Un brano piuttosto lungo della traduzione ebraica di Rabbi Jacob Anatoli del commentario di Averroè al ''De interpretatione'' di Aristotele, è citato nell'epistola ''Ševaʿ Netivot ha-Torah'' di Abulafia, dove sono menzionati i nomi di Aristotele, Averroè e il traduttore ebreo.²²⁸ Inoltre, è più che plausibile che un altro passo della stessa epistola, dove Abulafia enumera le diverse parti dell’''Organon'' di Aristotele, indichi che i suoi studi in questo campo dipendevano dalle traduzioni ebraiche da parte di Anatoli dei commenti di Averroè a questi trattati.²²⁹ Come afferma Abulafia, li studiò attentamente oppure, come dice lui in ebraico, ''be-ʿIyyun''.
 
 
<!--- mie note ingl. da inserire tradotte --
228 See “Ševaʿ Netivot ha-Torah,” 14. For a translation and analysis of this passage, see Idel, Language,
Torah, and Hermeneutics, 12–13. Abulafia quotes a passage found in the Hebrew translation
preserved in Ms. Oxford, Bodleian 1356, fol. 59b.
229 “Ševaʿ Netivot ha-Torah,” 14. For the issue of Anatoli’s translations of this philosophical literature,
see Shalom Rosenberg, “Logic and Ontology in Jewish Philosophy in the 14th Century” [Hebrew]
(PhD diss., Hebrew University, 1973), 8–10. Abulafia refers to the Book of Logic—a term he sometimes
uses for all eight books of the Organon—in his Sitrei Torah, 73, where he also mentions “many
other books.” For the medieval transmission of the Organon in more general terms, see the studies
collected in Logik und Theologie: Das Organon im arabischen und lateinischen Mittelalter, eds.
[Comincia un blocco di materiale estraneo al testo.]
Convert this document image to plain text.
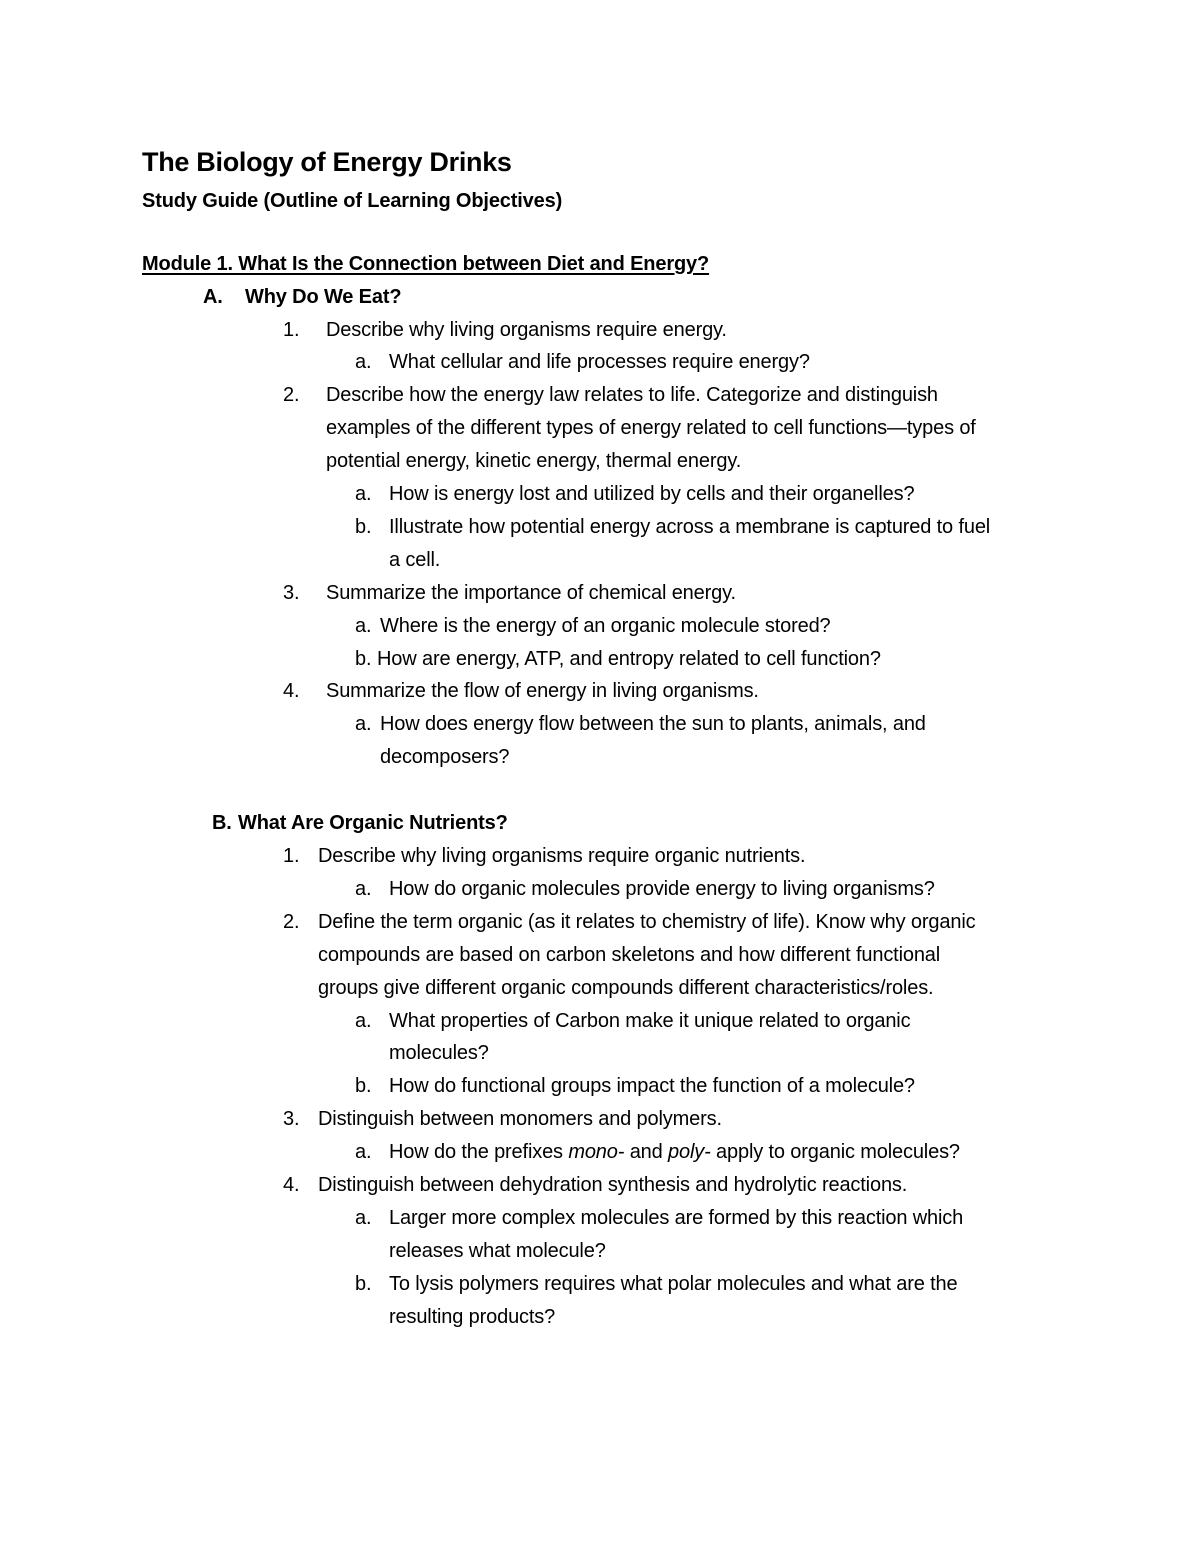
The Biology of Energy Drinks
Study Guide (Outline of Learning Objectives)
Module 1. What Is the Connection between Diet and Energy?
A. Why Do We Eat?
1. Describe why living organisms require energy.
a. What cellular and life processes require energy?
2. Describe how the energy law relates to life. Categorize and distinguish
examples of the different types of energy related to cell functions—types of
potential energy, kinetic energy, thermal energy.
a. How is energy lost and utilized by cells and their organelles?
b. Illustrate how potential energy across a membrane is captured to fuel
a cell.
3. Summarize the importance of chemical energy.
a. Where is the energy of an organic molecule stored?
b. How are energy, ATP, and entropy related to cell function?
4. Summarize the flow of energy in living organisms.
a. How does energy flow between the sun to plants, animals, and
decomposers?
B. What Are Organic Nutrients?
1. Describe why living organisms require organic nutrients.
a. How do organic molecules provide energy to living organisms?
2. Define the term organic (as it relates to chemistry of life). Know why organic
compounds are based on carbon skeletons and how different functional
groups give different organic compounds different characteristics/roles.
a. What properties of Carbon make it unique related to organic
molecules?
b. How do functional groups impact the function of a molecule?
3. Distinguish between monomers and polymers.
a. How do the prefixes mono- and poly- apply to organic molecules?
4. Distinguish between dehydration synthesis and hydrolytic reactions.
a. Larger more complex molecules are formed by this reaction which
releases what molecule?
b. To lysis polymers requires what polar molecules and what are the
resulting products?
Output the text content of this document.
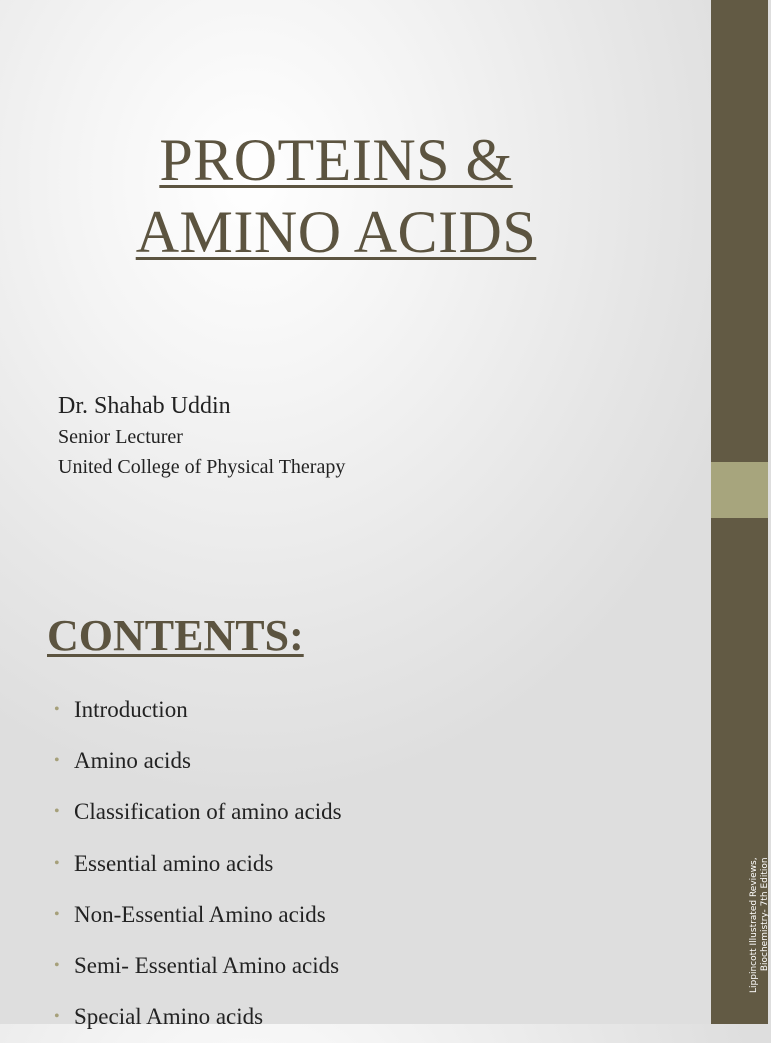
PROTEINS &
AMINO ACIDS

Dr. Shahab Uddin

Senior Lecturer

United College of Physical Therapy

CONTENTS:
• Introduction
• Amino acids
• Classification of amino acids
• Essential amino acids
• Non-Essential Amino acids
• Semi- Essential Amino acids
• Special Amino acids
Lippincott Illustrated Reviews, Biochemistry- 7th Edition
Dominik
Perler and Ulrich Rudolph (Leiden: Brill, 2005).
230 Oṣar ʿEden Ganuz, 3:1, 302–3, 3:1, 305.
231 Imrei Šefer, 128–29.
232 On the impact of this book on Rabbi Nathan ben Saʿadyah, see Le Porte della Giustizia, 470.
233 See Sitrei Torah, 160.
234 Oṣar ʿEden Ganuz, 3:5, 321, and Imrei Šefer, 156.
235 See Averroes’ Middle Commentary on Porphyry’s Isagoge and on Aristotle’s Categories, ed. Herbert
A. Davidson (Cambridge, MA: Medieval Academy of America, 1969); Rosenberg, “Logic and Ontology,”
140–43; and Zonta, La filosofia antica nel Medioevo ebraico, 73–74.
236 See Sefer Geʾulah, 37; “Ševaʿ Netivot ha-Torah,” 14–15; and Imrei Šefer, 156.